Il fait lever le siège de Bibrax
Chapître 6
- À huit mille pas de ce camp était une ville des Rèmes, appelée Bibrax. Les Belges dans leur marche l'attaquèrent vivement. Elle se défendit tout le jour avec peine.
- Leur manière de faire les sièges est semblable à celle des Gaulois. Lorsqu'ils ont entièrement entouré la place avec leurs troupes, ils lancent de tous côtés des pierres sur le rempart; quand ils en ont écarté ceux qui le défendent, ils forment la tortue, s'approchent des portes et sapent la muraille.

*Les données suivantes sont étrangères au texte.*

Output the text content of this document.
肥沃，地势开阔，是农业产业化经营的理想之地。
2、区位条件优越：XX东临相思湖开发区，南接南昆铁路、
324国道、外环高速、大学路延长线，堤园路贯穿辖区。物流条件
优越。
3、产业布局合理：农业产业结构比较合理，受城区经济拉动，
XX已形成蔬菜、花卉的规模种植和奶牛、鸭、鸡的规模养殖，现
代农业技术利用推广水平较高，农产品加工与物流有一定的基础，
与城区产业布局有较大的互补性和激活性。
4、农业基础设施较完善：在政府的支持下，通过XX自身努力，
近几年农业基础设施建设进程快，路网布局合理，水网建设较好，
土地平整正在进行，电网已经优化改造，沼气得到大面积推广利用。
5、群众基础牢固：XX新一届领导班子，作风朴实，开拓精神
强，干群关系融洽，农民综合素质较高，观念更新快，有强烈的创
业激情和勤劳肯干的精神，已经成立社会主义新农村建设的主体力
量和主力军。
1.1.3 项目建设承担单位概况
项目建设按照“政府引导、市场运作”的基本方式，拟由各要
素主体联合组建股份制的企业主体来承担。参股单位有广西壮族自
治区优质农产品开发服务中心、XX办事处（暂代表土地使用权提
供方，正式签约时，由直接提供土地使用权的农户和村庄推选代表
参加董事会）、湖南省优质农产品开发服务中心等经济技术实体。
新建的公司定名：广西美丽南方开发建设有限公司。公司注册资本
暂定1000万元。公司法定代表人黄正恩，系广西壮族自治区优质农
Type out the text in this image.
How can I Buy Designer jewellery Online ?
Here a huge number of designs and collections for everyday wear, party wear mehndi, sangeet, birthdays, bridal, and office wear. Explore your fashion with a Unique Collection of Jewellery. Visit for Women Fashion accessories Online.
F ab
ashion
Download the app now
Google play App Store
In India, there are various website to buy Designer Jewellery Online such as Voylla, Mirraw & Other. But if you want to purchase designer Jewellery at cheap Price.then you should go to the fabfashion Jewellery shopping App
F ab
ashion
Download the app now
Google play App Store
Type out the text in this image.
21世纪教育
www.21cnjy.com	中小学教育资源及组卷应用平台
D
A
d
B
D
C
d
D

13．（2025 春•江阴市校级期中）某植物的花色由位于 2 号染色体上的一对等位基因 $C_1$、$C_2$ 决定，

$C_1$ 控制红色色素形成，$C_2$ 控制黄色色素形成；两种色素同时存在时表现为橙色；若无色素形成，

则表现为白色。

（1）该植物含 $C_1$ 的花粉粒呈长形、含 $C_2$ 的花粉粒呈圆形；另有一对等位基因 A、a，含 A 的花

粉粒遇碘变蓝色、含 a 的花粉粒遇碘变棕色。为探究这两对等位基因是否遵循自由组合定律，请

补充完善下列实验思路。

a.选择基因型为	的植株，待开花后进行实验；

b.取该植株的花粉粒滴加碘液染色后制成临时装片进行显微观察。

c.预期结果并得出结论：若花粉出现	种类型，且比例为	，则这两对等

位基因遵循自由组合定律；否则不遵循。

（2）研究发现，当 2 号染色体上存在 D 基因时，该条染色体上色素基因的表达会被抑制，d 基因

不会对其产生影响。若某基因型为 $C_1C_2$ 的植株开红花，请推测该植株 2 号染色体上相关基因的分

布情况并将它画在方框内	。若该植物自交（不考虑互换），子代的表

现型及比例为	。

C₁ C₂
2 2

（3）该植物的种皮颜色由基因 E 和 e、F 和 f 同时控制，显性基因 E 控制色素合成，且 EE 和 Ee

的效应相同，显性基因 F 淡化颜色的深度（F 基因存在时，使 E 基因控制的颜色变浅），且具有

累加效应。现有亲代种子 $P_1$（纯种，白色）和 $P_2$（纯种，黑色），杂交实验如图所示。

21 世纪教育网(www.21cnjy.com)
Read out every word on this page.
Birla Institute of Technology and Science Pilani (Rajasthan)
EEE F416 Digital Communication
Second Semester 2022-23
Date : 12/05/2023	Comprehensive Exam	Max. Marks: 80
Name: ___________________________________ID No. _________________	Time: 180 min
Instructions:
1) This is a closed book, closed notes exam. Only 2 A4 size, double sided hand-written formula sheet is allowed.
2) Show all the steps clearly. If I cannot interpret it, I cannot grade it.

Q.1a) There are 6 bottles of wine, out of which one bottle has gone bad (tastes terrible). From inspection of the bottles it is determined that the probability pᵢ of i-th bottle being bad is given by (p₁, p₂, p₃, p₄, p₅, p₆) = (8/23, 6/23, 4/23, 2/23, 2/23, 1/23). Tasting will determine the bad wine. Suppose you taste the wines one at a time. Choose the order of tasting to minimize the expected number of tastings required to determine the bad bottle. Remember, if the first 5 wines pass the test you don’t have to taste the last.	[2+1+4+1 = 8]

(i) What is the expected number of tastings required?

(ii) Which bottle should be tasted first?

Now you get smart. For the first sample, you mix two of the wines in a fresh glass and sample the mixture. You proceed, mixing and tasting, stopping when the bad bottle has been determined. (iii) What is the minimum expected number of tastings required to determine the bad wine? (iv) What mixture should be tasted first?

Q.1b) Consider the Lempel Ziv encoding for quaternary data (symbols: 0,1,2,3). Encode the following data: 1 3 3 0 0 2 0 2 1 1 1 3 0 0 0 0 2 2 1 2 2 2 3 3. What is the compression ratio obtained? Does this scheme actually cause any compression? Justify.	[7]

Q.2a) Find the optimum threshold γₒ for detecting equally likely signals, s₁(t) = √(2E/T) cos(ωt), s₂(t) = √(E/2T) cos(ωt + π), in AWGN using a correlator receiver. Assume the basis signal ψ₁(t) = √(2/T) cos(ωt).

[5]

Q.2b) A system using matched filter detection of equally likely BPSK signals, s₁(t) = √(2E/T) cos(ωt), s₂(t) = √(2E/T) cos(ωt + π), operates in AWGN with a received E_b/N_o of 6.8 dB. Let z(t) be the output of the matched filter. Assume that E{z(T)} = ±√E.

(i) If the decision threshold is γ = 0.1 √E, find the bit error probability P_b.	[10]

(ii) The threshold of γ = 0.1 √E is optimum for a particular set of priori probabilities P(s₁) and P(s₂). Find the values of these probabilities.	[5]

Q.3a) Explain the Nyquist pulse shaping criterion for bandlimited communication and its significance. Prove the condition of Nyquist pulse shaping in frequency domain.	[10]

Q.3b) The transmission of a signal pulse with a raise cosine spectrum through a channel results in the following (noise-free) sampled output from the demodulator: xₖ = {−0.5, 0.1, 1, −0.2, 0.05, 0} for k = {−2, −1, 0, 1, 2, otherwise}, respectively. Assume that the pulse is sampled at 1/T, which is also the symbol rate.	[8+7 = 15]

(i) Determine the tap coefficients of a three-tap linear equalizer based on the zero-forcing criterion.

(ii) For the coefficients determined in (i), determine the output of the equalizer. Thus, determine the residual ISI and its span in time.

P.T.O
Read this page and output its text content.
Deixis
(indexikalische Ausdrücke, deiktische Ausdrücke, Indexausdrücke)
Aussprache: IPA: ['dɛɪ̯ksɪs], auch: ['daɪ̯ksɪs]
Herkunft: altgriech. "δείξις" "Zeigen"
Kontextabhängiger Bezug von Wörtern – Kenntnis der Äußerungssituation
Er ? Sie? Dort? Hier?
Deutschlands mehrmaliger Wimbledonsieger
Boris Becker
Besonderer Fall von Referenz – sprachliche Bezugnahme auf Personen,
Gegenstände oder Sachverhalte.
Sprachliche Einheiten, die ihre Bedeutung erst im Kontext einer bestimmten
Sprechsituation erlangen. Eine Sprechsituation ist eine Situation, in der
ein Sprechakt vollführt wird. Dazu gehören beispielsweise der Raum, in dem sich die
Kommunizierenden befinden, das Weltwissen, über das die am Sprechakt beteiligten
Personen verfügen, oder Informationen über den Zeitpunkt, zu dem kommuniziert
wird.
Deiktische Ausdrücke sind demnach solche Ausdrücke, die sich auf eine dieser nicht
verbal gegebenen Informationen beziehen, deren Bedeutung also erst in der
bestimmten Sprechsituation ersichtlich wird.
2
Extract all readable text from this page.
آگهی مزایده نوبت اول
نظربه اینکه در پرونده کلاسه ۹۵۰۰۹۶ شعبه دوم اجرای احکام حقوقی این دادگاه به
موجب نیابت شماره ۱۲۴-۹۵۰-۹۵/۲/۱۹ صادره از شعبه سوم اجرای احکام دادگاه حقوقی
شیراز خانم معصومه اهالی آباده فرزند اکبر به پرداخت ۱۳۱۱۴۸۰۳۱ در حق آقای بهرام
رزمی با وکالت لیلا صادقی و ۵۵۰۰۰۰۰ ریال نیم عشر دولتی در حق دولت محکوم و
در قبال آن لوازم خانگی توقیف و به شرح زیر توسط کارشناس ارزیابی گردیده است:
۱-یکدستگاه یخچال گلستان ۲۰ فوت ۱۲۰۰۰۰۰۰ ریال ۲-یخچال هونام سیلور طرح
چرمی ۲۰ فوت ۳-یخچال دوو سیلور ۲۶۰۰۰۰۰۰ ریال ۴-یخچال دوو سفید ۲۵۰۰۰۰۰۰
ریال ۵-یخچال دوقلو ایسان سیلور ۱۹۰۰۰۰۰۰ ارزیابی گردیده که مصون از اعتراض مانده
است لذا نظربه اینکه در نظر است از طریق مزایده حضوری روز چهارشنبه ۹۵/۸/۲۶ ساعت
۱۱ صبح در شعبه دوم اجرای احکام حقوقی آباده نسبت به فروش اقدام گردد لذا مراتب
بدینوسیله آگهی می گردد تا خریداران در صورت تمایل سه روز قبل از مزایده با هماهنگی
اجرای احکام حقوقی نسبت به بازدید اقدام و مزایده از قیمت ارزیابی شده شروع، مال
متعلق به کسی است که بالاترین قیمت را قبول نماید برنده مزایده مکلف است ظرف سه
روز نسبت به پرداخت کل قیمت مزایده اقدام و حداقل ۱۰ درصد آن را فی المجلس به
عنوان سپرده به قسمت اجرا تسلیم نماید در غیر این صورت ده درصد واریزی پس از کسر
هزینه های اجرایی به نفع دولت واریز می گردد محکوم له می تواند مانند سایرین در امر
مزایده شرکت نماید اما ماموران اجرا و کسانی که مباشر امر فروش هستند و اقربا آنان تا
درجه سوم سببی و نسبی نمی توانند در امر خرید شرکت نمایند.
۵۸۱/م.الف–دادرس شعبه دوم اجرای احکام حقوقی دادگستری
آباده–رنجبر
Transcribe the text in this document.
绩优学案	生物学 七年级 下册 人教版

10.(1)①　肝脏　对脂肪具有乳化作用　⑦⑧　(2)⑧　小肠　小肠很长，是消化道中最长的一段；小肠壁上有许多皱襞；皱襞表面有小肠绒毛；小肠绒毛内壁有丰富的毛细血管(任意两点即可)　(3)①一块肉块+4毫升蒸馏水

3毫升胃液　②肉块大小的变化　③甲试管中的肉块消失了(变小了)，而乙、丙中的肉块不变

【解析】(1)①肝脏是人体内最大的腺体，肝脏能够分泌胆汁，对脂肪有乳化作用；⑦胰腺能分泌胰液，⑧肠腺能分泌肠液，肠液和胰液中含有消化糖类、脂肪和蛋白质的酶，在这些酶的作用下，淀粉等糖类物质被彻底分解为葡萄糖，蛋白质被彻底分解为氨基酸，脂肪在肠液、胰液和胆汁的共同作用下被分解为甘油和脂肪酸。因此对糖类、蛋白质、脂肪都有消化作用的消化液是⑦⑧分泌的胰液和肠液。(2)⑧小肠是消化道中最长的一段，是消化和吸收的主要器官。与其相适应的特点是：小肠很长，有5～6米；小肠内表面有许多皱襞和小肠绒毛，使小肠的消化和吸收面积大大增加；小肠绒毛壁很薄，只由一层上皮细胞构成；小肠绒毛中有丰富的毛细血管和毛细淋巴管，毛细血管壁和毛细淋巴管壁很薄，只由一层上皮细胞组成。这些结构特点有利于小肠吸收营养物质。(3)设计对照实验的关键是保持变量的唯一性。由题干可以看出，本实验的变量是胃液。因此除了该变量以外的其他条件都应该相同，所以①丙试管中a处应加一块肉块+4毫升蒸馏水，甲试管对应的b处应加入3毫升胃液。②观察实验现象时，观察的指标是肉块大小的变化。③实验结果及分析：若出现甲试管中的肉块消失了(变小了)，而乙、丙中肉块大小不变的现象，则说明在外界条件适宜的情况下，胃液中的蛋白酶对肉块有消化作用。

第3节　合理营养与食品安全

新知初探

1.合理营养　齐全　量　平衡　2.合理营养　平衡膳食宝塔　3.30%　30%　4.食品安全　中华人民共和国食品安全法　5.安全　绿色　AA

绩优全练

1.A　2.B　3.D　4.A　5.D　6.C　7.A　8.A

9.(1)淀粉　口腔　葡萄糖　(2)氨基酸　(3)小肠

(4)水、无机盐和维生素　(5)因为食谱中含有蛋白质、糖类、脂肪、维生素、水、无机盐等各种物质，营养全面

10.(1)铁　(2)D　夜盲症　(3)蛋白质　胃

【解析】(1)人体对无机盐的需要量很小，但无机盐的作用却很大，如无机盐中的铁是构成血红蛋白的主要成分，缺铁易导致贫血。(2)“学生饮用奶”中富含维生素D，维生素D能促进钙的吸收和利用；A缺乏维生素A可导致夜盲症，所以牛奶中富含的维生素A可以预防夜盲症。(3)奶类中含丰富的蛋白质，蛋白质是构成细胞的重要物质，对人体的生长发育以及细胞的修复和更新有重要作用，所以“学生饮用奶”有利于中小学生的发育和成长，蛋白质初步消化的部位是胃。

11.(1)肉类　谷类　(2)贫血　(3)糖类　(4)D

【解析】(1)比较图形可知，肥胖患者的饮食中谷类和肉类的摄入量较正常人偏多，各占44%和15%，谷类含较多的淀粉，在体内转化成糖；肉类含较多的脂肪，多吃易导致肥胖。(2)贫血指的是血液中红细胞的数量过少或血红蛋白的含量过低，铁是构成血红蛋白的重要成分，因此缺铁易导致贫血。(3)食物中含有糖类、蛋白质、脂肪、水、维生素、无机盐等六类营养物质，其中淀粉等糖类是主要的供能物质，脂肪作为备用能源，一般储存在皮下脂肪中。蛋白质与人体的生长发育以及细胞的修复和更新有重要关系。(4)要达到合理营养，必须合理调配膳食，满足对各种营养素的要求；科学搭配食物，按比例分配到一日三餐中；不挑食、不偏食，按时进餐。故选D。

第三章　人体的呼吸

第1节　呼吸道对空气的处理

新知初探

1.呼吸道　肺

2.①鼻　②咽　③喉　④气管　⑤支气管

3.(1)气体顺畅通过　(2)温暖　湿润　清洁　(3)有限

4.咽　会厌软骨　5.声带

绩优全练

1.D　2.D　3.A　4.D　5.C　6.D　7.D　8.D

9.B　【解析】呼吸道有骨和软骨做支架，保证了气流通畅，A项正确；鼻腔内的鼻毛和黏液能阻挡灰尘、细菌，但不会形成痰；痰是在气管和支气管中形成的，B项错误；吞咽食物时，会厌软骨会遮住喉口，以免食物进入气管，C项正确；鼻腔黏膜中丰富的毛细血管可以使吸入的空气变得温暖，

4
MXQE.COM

- Cela était alors aisé; car cette grêle de pierres et de traits rendait toute résistance impossible du haut des remparts.
- Lorsque la nuit eut mis fin à l'attaque, le Rème Iccios, homme d'une haute naissance et d'un grand crédit, qui commandait alors dans la place, et un de ceux qui avaient été députés vers César pour traiter de la paix, lui dépêcha des courriers pour l'informer que s'il n'était promptement secouru, il ne pouvait tenir plus longtemps.
Chapître 7
- Vers le milieu de la nuit, César fit partir, sous la conduite des mêmes hommes que lui avait envoyés Iccios, des Numides, des archers crétois et des frondeurs baléares.
- Leur arrivée ranima l'espoir des assiégés, leur inspira l'ardeur de se défendre, et enleva en même temps aux ennemis l'espérance de prendre la place.
- Ils restèrent quelque temps à l'entour, dévastèrent la campagne, brûlèrent les bourgs et les maisons qui se trouvaient sur leur route, se dirigèrent avec toutes leurs troupes vers le camp de César, et placèrent le leur à moins de deux mille pas.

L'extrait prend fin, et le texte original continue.